Sorry about lack of post yesterday; it was Sunday, and the library in Holly Springs was closed.
Yesterday I left Brownsville and headed south on TN 76, which goes straight south a long way, eventually reaching Moscow, TN., where I headed west a bit before taking Slayden Road south. At Wolf Creek, just west of Moscow, there was a historical marker, so of course I stopped. “Battle of Moscow”. The Union was holding a railroad bridge across the creek, and Confederates attacked. Although there were a lot of Union casualties, the Confederates were repulsed, and later the Union troops moved into Moscow, where they burned all but two houses. Then at the bottom, the sign says “continued”. So I pushed the bike up a bit, and there on the back: “African-American Troops at the Battle of Moscow.” Apparently a lot of the Union troops that won that battle were black, and they were later commended for their bravery under fire. I just thought it was an interesting segregated historical marker.
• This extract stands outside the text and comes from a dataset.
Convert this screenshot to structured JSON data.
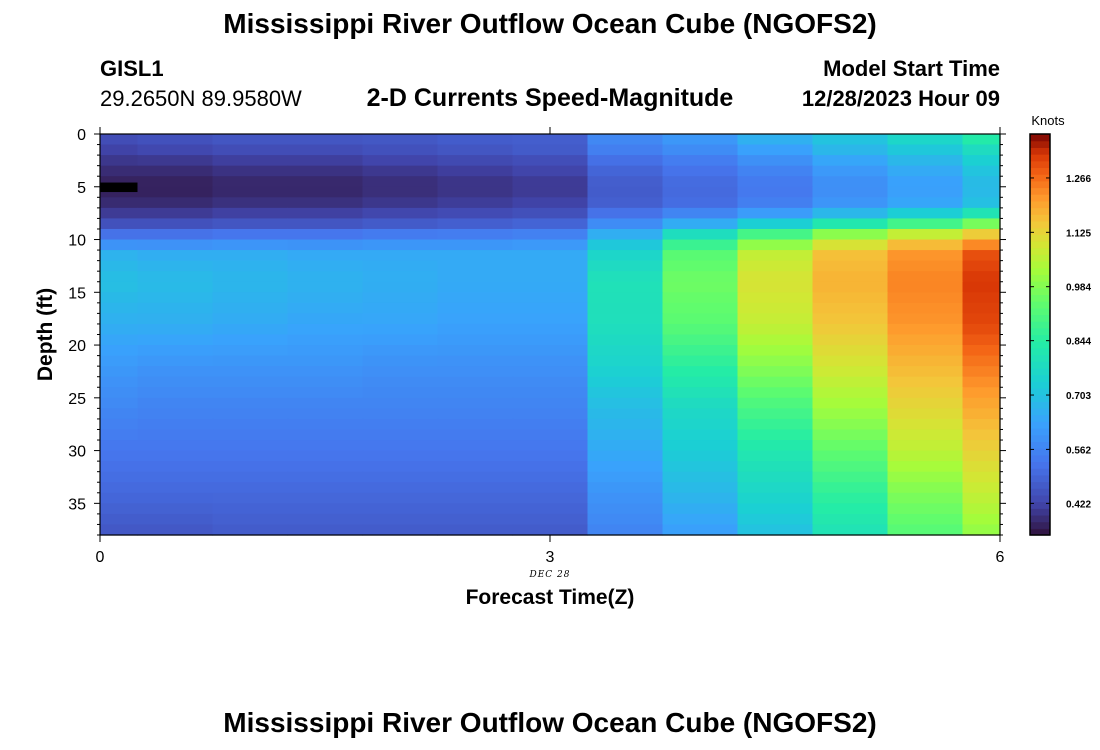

There wasn’t a sign to tell me I’d entered Mississippi — the pavement on Slayden Rd. changed color from brown gravel to gray, and got a bit poorer. I wasn’t sure, and a quarter mile up the road I saw a kid picking up trash while another guy mowed the shoulder, and as I went by I said “Is this Mississippi?”
The road to Holly Springs was pretty hilly, and I’m getting slower as I go along. Nevertheless, I got there about 1 PM, and rode around the central historic district. Everything was closed for Sunday. For that matter, the Marshall County Historical Museum, advertised on signs on every approach to town, appeared to be permanently closed, its lawn in need of mowing, and the building up for sale. I did get some pics of antebellum homes, though, and I saw Ross College, which I believe was the first black college founded in the south, in 1866.
I then went to WalMart, McD’s, and a convenience store. I thought I was never going to communicate what I wanted to the girl at the McDonald’s. I think she found me just as hard to understand as I did her. “I’d like a grilled chicken sandwich with no mayo, to go.”
“You wone silicks?”
*pained grimace, intended to convey “I hate to be so thick, but I still can’t tell what you’re saying…”*
She sighed. “Whatchoo wone?”
Reading carefully from the menu to get the wording just the same: “a Classic Grilled Chicken Sandwich, no mayo, to go?” This finally registered. Apparently she had been under the impression that I was ordering “Chicken Selects,” which are like chicken nuggets only made of chicken.
At the convenience store, another surprise: even in a wet county in MS you can get 24oz singles at a convenience store. So, I got a bottle of Corona and headed out to the country. Chewalla Lake, or as I like to think of it, Amanitaville. I never saw so many mushrooms, including scads of beautiful, bright red, deadly Amanitas, in my life. The lake itself was nice, with a small swimming area full of screaming kids. The “primitive” campground was completely empty and private, and I had my own private highly mildewed bathroom and shower.
Here in northwest Mississippi, it’s mixed oak and pine woods on red clay, and it reminds me a lot of home. South Florida, that is. Although you’d never know it now, where I grew up was once mostly sandy pine woods, and the smell of pines on a hot day takes me back to my boy scout days.
Anyway, I need to go look for the Faulkner museum now — I’m in New Albany, his birthplace. Can’t miss that. I’m reading The Hamlet on the trip, by the way. I still have another 50 miles to go today, so I should get on it — looks like rain.